Ted Kennedy, Irish-American History Buff
I told the senator how my interest in the Revolution had begun in Boston, with my book on Bunker Hill. I added how amazed I had been to discover that there were some 400 Irish Americans at Bunker Hill. Until I made this discovery, I had thought of the Revolution as a struggle between two groups of Englishmen. I added that my four grandparents were born in Ireland. “Now I know I’ve found the right guy!” Ted said.
A month later, I met Caroline Kennedy and her three children in Philadelphia’s 30th Street Station. We chatted for an hour or so about their interest in American history while waiting for the other Kennedys to arrive on a bus from Washington, D.C. I had read the collection of great American speeches that Caroline had edited — a superb piece of historical research, with vivid prose on every page. Several of the best speeches were by her Uncle Ted.
The senator and his wife soon arrived, along with the senator’s two sisters Eunice and Jean, and Ethel Kennedy with many of her grandchildren. We toured Independence Hall while I told stories about the Continental Congress and their struggle to find the courage to declare independence. I gave stumpy, eloquent John Adams credit for supplying a lot of that courage. I portrayed a Thomas Jefferson so anxious about his wife’s refusal to answer his letters that he almost went home and abandoned his rendezvous with history. I told how Jefferson’s great manifesto was read to the people on July 9, 1776 in the yard of the Philadelphia State House by Colonel John Nixon, son of Irish-born Richard Nixon.

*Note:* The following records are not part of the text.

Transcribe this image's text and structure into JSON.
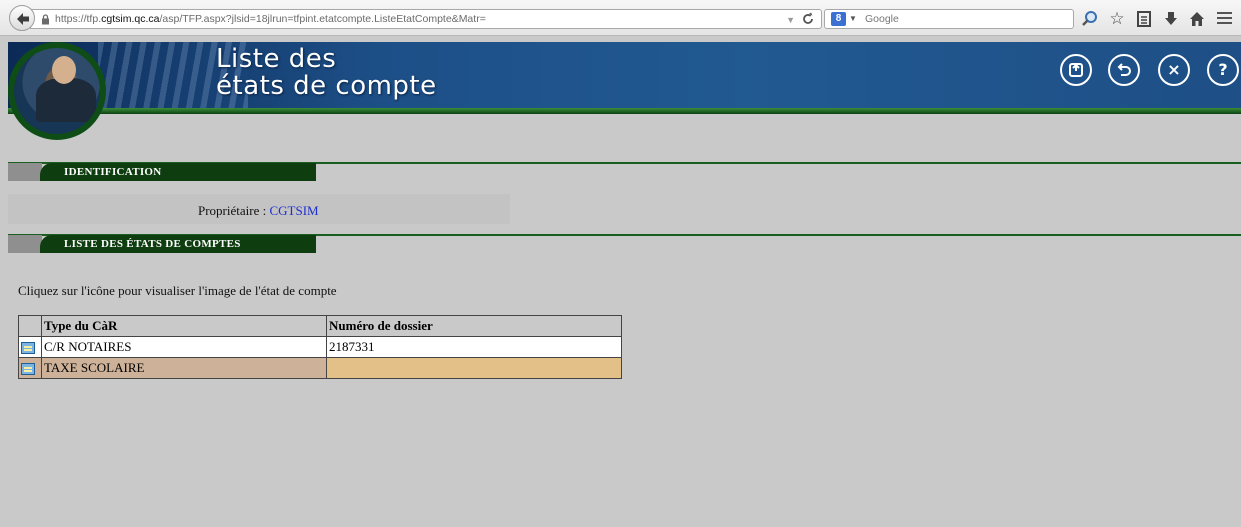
{
  "browser": {
    "url_prefix": "https://tfp.",
    "url_host": "cgtsim.qc.ca",
    "url_path": "/asp/TFP.aspx?jlsid=18jlrun=tfpint.etatcompte.ListeEtatCompte&Matr=",
    "search_placeholder": "Google",
    "search_engine_letter": "8"
  },
  "header": {
    "title_line1": "Liste des",
    "title_line2": "états de compte",
    "nav_icons": [
      "home-icon",
      "back-icon",
      "close-icon",
      "help-icon"
    ]
  },
  "identification": {
    "heading": "IDENTIFICATION",
    "owner_label": "Propriétaire :",
    "owner_value": "CGTSIM"
  },
  "statements": {
    "heading": "LISTE DES ÉTATS DE COMPTES",
    "instruction": "Cliquez sur l'icône pour visualiser l'image de l'état de compte",
    "columns": [
      "Type du CàR",
      "Numéro de dossier"
    ],
    "rows": [
      {
        "type": "C/R NOTAIRES",
        "number": "2187331"
      },
      {
        "type": "TAXE SCOLAIRE",
        "number": ""
      }
    ]
  },
  "colors": {
    "banner_blue": "#1d4f87",
    "section_green": "#0e3d10",
    "link_blue": "#1d2ed0"
  }
}
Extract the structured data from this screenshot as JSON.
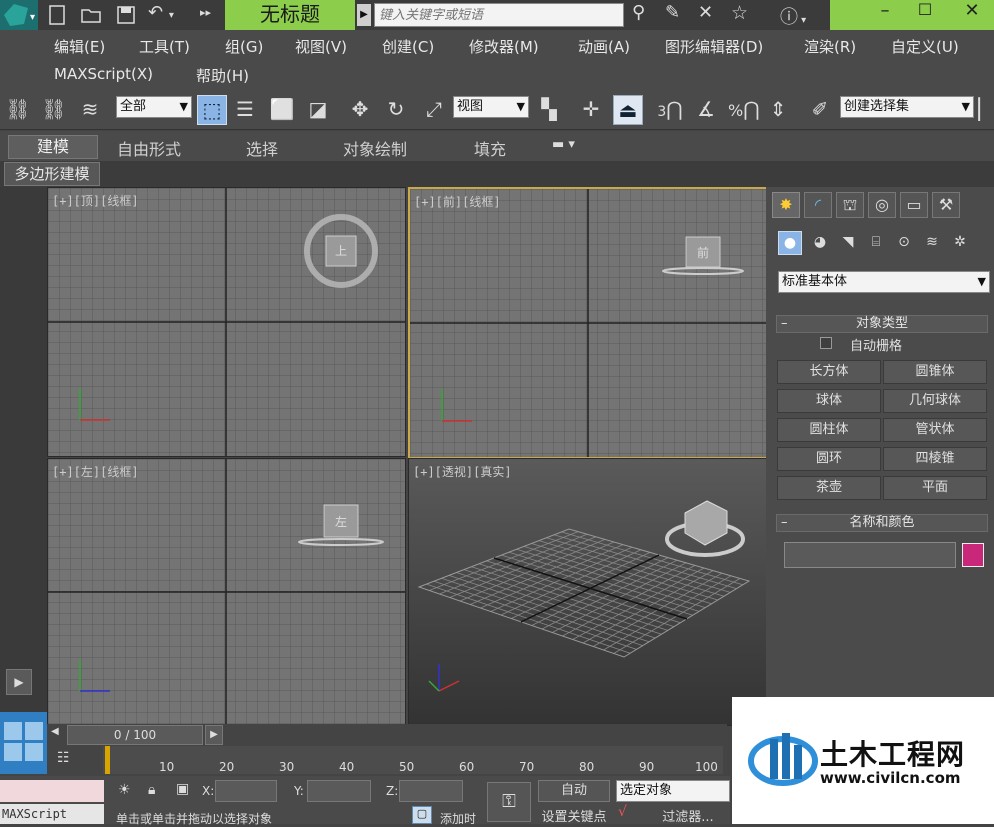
{
  "window": {
    "title": "无标题",
    "search_placeholder": "键入关键字或短语"
  },
  "menu": [
    {
      "label": "编辑(E)"
    },
    {
      "label": "工具(T)"
    },
    {
      "label": "组(G)"
    },
    {
      "label": "视图(V)"
    },
    {
      "label": "创建(C)"
    },
    {
      "label": "修改器(M)"
    },
    {
      "label": "动画(A)"
    },
    {
      "label": "图形编辑器(D)"
    },
    {
      "label": "渲染(R)"
    },
    {
      "label": "自定义(U)"
    },
    {
      "label": "MAXScript(X)"
    },
    {
      "label": "帮助(H)"
    }
  ],
  "toolbar": {
    "selection_filter": "全部",
    "ref_coord": "视图",
    "named_selection": "创建选择集",
    "snap_3": "3",
    "percent": "%"
  },
  "ribbon_tabs": [
    {
      "label": "建模"
    },
    {
      "label": "自由形式"
    },
    {
      "label": "选择"
    },
    {
      "label": "对象绘制"
    },
    {
      "label": "填充"
    }
  ],
  "poly_label": "多边形建模",
  "viewports": {
    "top": {
      "label": "[+][顶][线框]",
      "cube_text": "上"
    },
    "front": {
      "label": "[+][前][线框]",
      "cube_text": "前"
    },
    "left": {
      "label": "[+][左][线框]",
      "cube_text": "左"
    },
    "persp": {
      "label": "[+][透视][真实]"
    }
  },
  "command_panel": {
    "category": "标准基本体",
    "object_type_title": "对象类型",
    "auto_grid": "自动栅格",
    "buttons": [
      "长方体",
      "圆锥体",
      "球体",
      "几何球体",
      "圆柱体",
      "管状体",
      "圆环",
      "四棱锥",
      "茶壶",
      "平面"
    ],
    "name_color_title": "名称和颜色",
    "object_color": "#c8277a"
  },
  "timeline": {
    "frame": "0 / 100",
    "ticks": [
      "10",
      "20",
      "30",
      "40",
      "50",
      "60",
      "70",
      "80",
      "90",
      "100"
    ]
  },
  "status": {
    "maxscript": "MAXScript",
    "message": "单击或单击并拖动以选择对象",
    "x_label": "X:",
    "y_label": "Y:",
    "z_label": "Z:",
    "auto_key": "自动",
    "selected": "选定对象",
    "set_key": "设置关键点",
    "filters": "过滤器...",
    "add_time": "添加时"
  },
  "watermark": {
    "name": "土木工程网",
    "url": "www.civilcn.com"
  }
}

I could see that the name Nixon made Senator Kennedy uneasy. “Tom,” he said. “Maybe you should point out those were good Nixons.” Though we were deep in the 18th century, the senator was still the senior spokesman of the Democratic Party.
We had lunch at the City Tavern, another historic site. Before the food was served I gave a talk, “Yankee Doodle with a Brogue,” about the Irish in the American Revolution. Everyone was amazed and delighted to learn that an estimated thirty-three percent of George Washington’s army was Irish. I told them about Commodore John Barry, “father of the American Navy,” who was from County Wexford.
I discussed at length one of my favorite characters, Charles Thomson, the secretary of the Continental Congress and close friend of Ben Franklin. Born in County Derry, Thomson was known as “the Sam Adams of Philadelphia.”
When Parliament passed its first attempt to tax the Americans, the Stamp Act of 1765, a discouraged Franklin wrote Thomson from London that “the sun of liberty is set, and Americans must light the lamps of industry and economy.”